Assemblea generale Spi Cgil Lombardia, Lecco 27 Ottobre 2016. La cronaca dell’evento.

Si è svolta ieri, presso l’aula magna del Politecnico di Lecco, l’assemblea generale dello Spi Cgil Lombardia. Dopo l’elezione della presidenza, Merida Madeo, segretaria regionale Spi Lombardia-responsabile dipartimento previdenza, ha illustrato nel dettaglio l’accordo sottoscritto dalle organizzazioni sindacali e dal Governo il 28 Settembre scorso.
Nella dettagliata relazione la Madeo ha sottolineato l’importanza di questa intesa, che dopo 10 anni consente ai sindacati dei pensionati di ottenere risultati tangibili per gli anziani che rappresentiamo: dall’estensione della quattordicesima mensilità a chi percepisce una prestazione previdenziale sino a 1000 euro ( in Lombardia circa 400.000 sono i pensionati interessati), l’incremento del 30% della medesima mensilità a chi già la percepiva ( anziani con una pensione sino a 750 euro), all’estensione della no tax area, l’impegno del Governo per aprire dal 2019 il capitolo delle perequazioni delle pensioni. Madeo ha poi illustrato le misure per i pensionandi: dalle ricongiunzioni gratuite, alle misure per i lavoratori precoci e per quelli che operano nei lavori usuranti per finire alle due forme di uscita anticipata (Ape).
E’ seguito il dibattito nel quale sono intervenuti compagne e compagni impegnati nel lavoro quotidiano nei territori, che si sono soffermati sugli aspetti dell’accordo e sul percorso assembleare in corso in ogni comprensorio.
Stefano Landini, segretario generale Spi Lombardia, nel suo intervento, ha ribadito l’importanza per la nostra organizzazione e per il movimento sindacale di questo accordo. “Ottenere risultati positivi per chi rappresentiamo è l’obiettivo quotidiano per un sindacato come il nostro, altrimenti saremo considerati un soggetto inutile nella società del nostro tempo. questo  obiettivo deve rappresentare il faro dell’azione di tutte le componenti della nostra confederazione in una fase in cui spesso e volentieri si preferisce mettere in evidenza i limiti delle intese rispetto ai lati positivi” ha sottolineato Landini, che ha poi passato in rassegna i temi dell’agenda politica e quella sindacale: dalla stagione referendaria, alla necessità per Cgil di costruire alleanze nel paese e nel parlamento per trasformare in legge la carta dei diritti del lavoro, soffermandosi infine sul cammino che dobbiamo intraprendere in vista del prossimo congresso della nostra organizzazione.
Dopo l’intervento di Graziella Carneri, segretaria regionale Cgil Lombardia, e di Mauro Paris,coordinatore regionale Inca Lombardia, è toccato a Ivan Pedretti, segretario generale Spi, trarre le conclusioni del dibattito.

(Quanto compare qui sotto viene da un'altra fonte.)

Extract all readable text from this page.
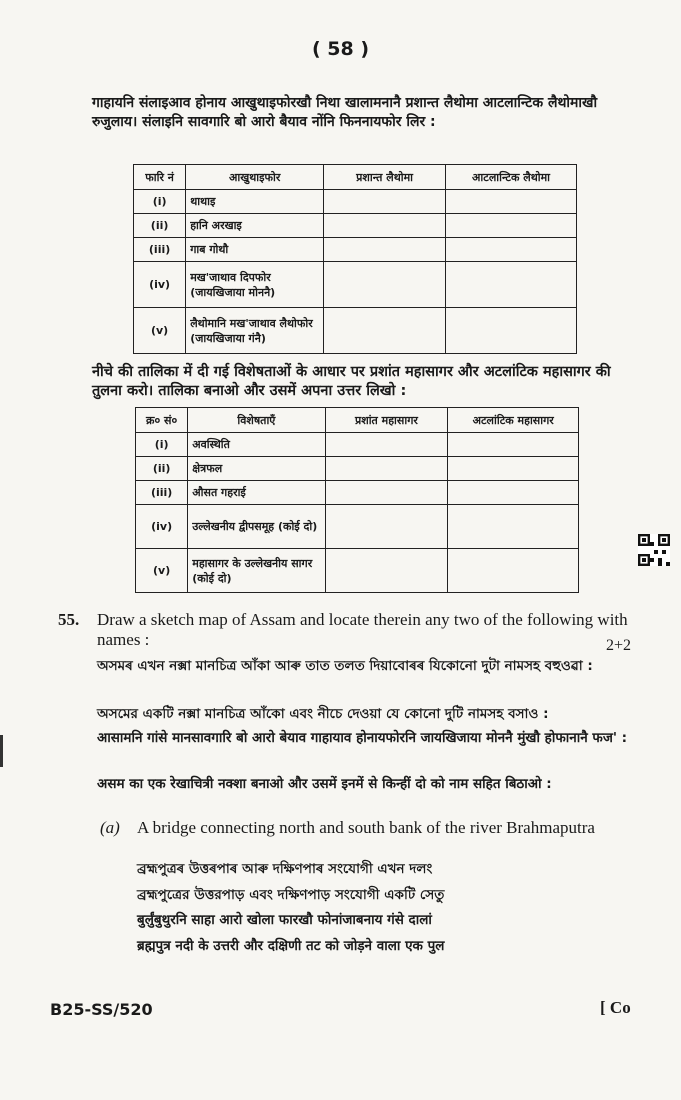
( 58 )
गाहायनि संलाइआव होनाय आखुथाइफोरखौ निथा खालामनानै प्रशान्त लैथोमा आटलान्टिक लैथोमाखौ रुजुलाय। संलाइनि सावगारि बो आरो बैयाव नोंनि फिननायफोर लिर :
फारि नं	आखुथाइफोर	प्रशान्त लैथोमा	आटलान्टिक लैथोमा
(i)	थाथाइ		
(ii)	हानि अरखाइ		
(iii)	गाब गोथौ		
(iv)	मख'जाथाव दिपफोर (जायखिजाया मोननै)		
(v)	लैथोमानि मख'जाथाव लैथोफोर (जायखिजाया गंनै)		
नीचे की तालिका में दी गई विशेषताओं के आधार पर प्रशांत महासागर और अटलांटिक महासागर की तुलना करो। तालिका बनाओ और उसमें अपना उत्तर लिखो :
क्र० सं०	विशेषताएँ	प्रशांत महासागर	अटलांटिक महासागर
(i)	अवस्थिति		
(ii)	क्षेत्रफल		
(iii)	औसत गहराई		
(iv)	उल्लेखनीय द्वीपसमूह (कोई दो)		
(v)	महासागर के उल्लेखनीय सागर (कोई दो)		
55. Draw a sketch map of Assam and locate therein any two of the following with names :	2+2
অসমৰ এখন নক্সা মানচিত্ৰ আঁকা আৰু তাত তলত দিয়াবোৰৰ যিকোনো দুটা নামসহ বহুওৱা :
অসমের একটি নক্সা মানচিত্র আঁকো এবং নীচে দেওয়া যে কোনো দুটি নামসহ বসাও :
आसामनि गांसे मानसावगारि बो आरो बेयाव गाहायाव होनायफोरनि जायखिजाया मोननै मुंखौ होफानानै फज' :
असम का एक रेखाचित्री नक्शा बनाओ और उसमें इनमें से किन्हीं दो को नाम सहित बिठाओ :
(a) A bridge connecting north and south bank of the river Brahmaputra
ব্ৰহ্মপুত্ৰৰ উত্তৰপাৰ আৰু দক্ষিণপাৰ সংযোগী এখন দলং
ব্রহ্মপুত্রের উত্তরপাড় এবং দক্ষিণপাড় সংযোগী একটি সেতু
बुर्लुंबुथुरनि साहा आरो खोला फारखौ फोनांजाबनाय गंसे दालां
ब्रह्मपुत्र नदी के उत्तरी और दक्षिणी तट को जोड़ने वाला एक पुल
B25-SS/520	[ Co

Pedretti ha ricordato il lungo e difficoltoso percorso, che ha portato alla sottoscrizione di questo accordo: dalla stesura della piattaforma unitaria dei sindacati dei pensionati, al coinvolgimento delle confederazioni, alla grande manifestazione del maggio scorso in piazza del Popolo, alla lunga trattativa con il governo.
“ Abbiamo ottenuto dei primi e importanti risultati per chi rappresentiamo, dopo anni in cui non eravamo nemmeno considerati come soggetto degno di sedersi a un tavolo di confronto, questo è stato possibile grazie alla nostra tenacia e alla mobilitazione unitaria messa in campo in questi anni. Certo rimangono dei punti aperti, ma abbiamo ottenuto l’impegno del Governo a un nuovo tavolo al termine della stagione parlamentare della legge di stabilità 2017. Ora dobbiamo tenere migliaia di assemblee in ogni parte del paese, compresi i luoghi di lavoro per confrontarci con i lavoratori e con i pensionati sul merito dell’accordo sottoscritto” ha aggiunto Pedretti, che ha concluso il suo intervento soffermandosi sull’importanza di un confronto sereno  sulla riforma costituzionale, sottoposta a referendum il prossimo 4 dicembre e sulle tematiche aperte nella Cgil, dalla stagione dei contratti alla definizione del ruolo del sindacato nell’epoca dell’industria 4.0.